山本太郎氏の辞職が問いかける、健康と働き方の限界
れいわ新選組代表・山本太郎氏(51)が、自身の健康問題を理由に国会議員を辞職したというニュースは、多くの人に衝撃を与えました。
その理由として明かされたのが、「多発性骨髄腫の一歩手前」という状態です。
「がんではないが、安心できる状態でもない」
この曖昧で分かりにくい表現に、疑問を持った方も多いのではないでしょうか。
本記事では、
- 多発性骨髄腫とはどんな病気か
- 「一歩手前」とされる医学的状態
- なぜ過労や睡眠不足が問題視されるのか
を、一般向けにわかりやすく解説します。
多発性骨髄腫とはどんな病気か
多発性骨髄腫は、血液のがんの一種です。
骨の内部にある「骨髄」で、抗体を作る役割を担う形質細胞ががん化し、異常な免疫たんぱく(M蛋白)を大量に産生します。

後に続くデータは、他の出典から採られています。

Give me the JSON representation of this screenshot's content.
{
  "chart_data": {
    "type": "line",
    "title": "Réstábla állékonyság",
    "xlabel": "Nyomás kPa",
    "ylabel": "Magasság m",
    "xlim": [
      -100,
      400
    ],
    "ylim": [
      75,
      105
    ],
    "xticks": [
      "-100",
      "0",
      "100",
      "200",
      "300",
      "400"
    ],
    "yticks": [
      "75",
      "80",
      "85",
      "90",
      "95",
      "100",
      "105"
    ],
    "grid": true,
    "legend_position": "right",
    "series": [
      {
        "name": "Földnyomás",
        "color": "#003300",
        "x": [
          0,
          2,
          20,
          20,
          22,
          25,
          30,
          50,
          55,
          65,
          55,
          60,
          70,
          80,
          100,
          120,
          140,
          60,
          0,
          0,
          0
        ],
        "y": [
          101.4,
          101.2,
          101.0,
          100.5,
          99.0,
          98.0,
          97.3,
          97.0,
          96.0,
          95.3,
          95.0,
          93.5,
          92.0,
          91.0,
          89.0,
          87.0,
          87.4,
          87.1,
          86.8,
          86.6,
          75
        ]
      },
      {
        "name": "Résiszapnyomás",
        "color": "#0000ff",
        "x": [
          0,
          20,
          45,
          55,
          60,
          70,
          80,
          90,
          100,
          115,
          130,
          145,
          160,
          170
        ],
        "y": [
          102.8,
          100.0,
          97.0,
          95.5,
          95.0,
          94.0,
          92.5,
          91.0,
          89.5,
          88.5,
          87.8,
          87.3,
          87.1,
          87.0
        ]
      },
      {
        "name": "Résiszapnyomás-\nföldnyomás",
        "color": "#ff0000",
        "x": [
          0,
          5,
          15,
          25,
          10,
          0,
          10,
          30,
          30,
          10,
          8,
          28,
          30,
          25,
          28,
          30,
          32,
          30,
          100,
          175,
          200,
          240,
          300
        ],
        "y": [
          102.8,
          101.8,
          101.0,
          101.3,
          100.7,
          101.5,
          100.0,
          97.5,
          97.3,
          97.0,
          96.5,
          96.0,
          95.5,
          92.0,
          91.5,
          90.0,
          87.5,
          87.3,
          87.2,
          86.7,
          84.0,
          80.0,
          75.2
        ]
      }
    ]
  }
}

進行すると、以下のような全身への影響が現れることがあります。
- 骨がもろくなり、骨折しやすくなる
- 貧血による強い倦怠感
- 腎機能障害
- 免疫力低下による重症感染症
特に注意すべき点は、初期には自覚症状が乏しいことです。
「疲れやすい」「腰や背中が痛い」「年齢のせいかも」と見過ごされやすく、発見が遅れるケースも少なくありません。
「一歩手前」とは医学的に何を指すのか
山本氏が言及した「一歩手前」という表現は、医学的には次のような前駆状態を指す可能性が高いとされています。
MGUS(単クローン性免疫グロブリン増加症)
- 血液中にM蛋白が見られるが、臓器障害はない状態
- がんではない
- ただし、毎年約1%が多発性骨髄腫へ進行すると報告されている
無症候性(くすぶり型)多発性骨髄腫
- すでに骨髄内で異常な形質細胞が増えている
- まだ症状や臓器障害は出ていない
- 初期数年間の進行リスクが比較的高い
これらはいずれも、「治療は不要だが、厳重な経過観察が必要」な段階です。
決して「問題なし」と言える状態ではなく、生活や仕事の負荷を見直すべき重要なサインとされています。
過労・睡眠不足と免疫の関係
専門家の指摘で特に注目されるのが、
慢性的なストレスや睡眠不足が免疫機能に与える影響です。
近年の医学研究では、
- 睡眠不足が免疫の監視機構を低下させる
- 慢性ストレスがホルモンバランスを乱す
- その結果、がんや心血管疾患のリスクが高まる可能性
が示唆されています。
政治家に限らず、
長時間労働・不規則な生活・強い精神的緊張が続く環境は、
医学的に見て健康に優しいとは言い難いのが現実です。
高齢化と「責任ある撤退」という選択
日本の政界は、70代後半から80代の政治家も少なくない「高齢化構造」にあります。
この年代は、がん、脳卒中、心疾患、認知機能低下のリスクが急上昇する時期でもあります。
最近では、
- 菅直人元首相(79)が認知症を公表
- 菅義偉元首相(77)が政界引退を表明
するなど、自らの健康と向き合い、第一線を退く決断をした例もありました。
健康問題の公表は、支持率低下や選挙への影響を恐れて避けられがちです。
しかし、万全でない状態のまま重大な判断を続けるリスクは、個人だけでなく社会全体に影響を及ぼします。
筆者の見解:あらためて「睡眠」の価値を考える
気になったのは、
「高齢に加え、慢性的なストレスと睡眠不足が続くと、免疫の監視機構が低下する可能性がある」
という専門家の指摘です。
政治家の生活スタイルには個人差があるため、評価は控えます。
ただ一つ確かなのは、十分な睡眠を確保できない生活は、人生の質(QOL)を確実に下げるということです。
病気を防ぐためだけでなく、
「自分らしく働き、生きるため」にも、
睡眠は後回しにしてよいものではありません。
山本太郎氏の決断は、
健康と責任の境界線を社会全体に問いかける出来事だったと言えるでしょう。
※本記事は一般的な医学情報をもとに構成しており、特定の診断や治療を目的とするものではありません。体調に不安がある場合は、必ず医療機関にご相談ください。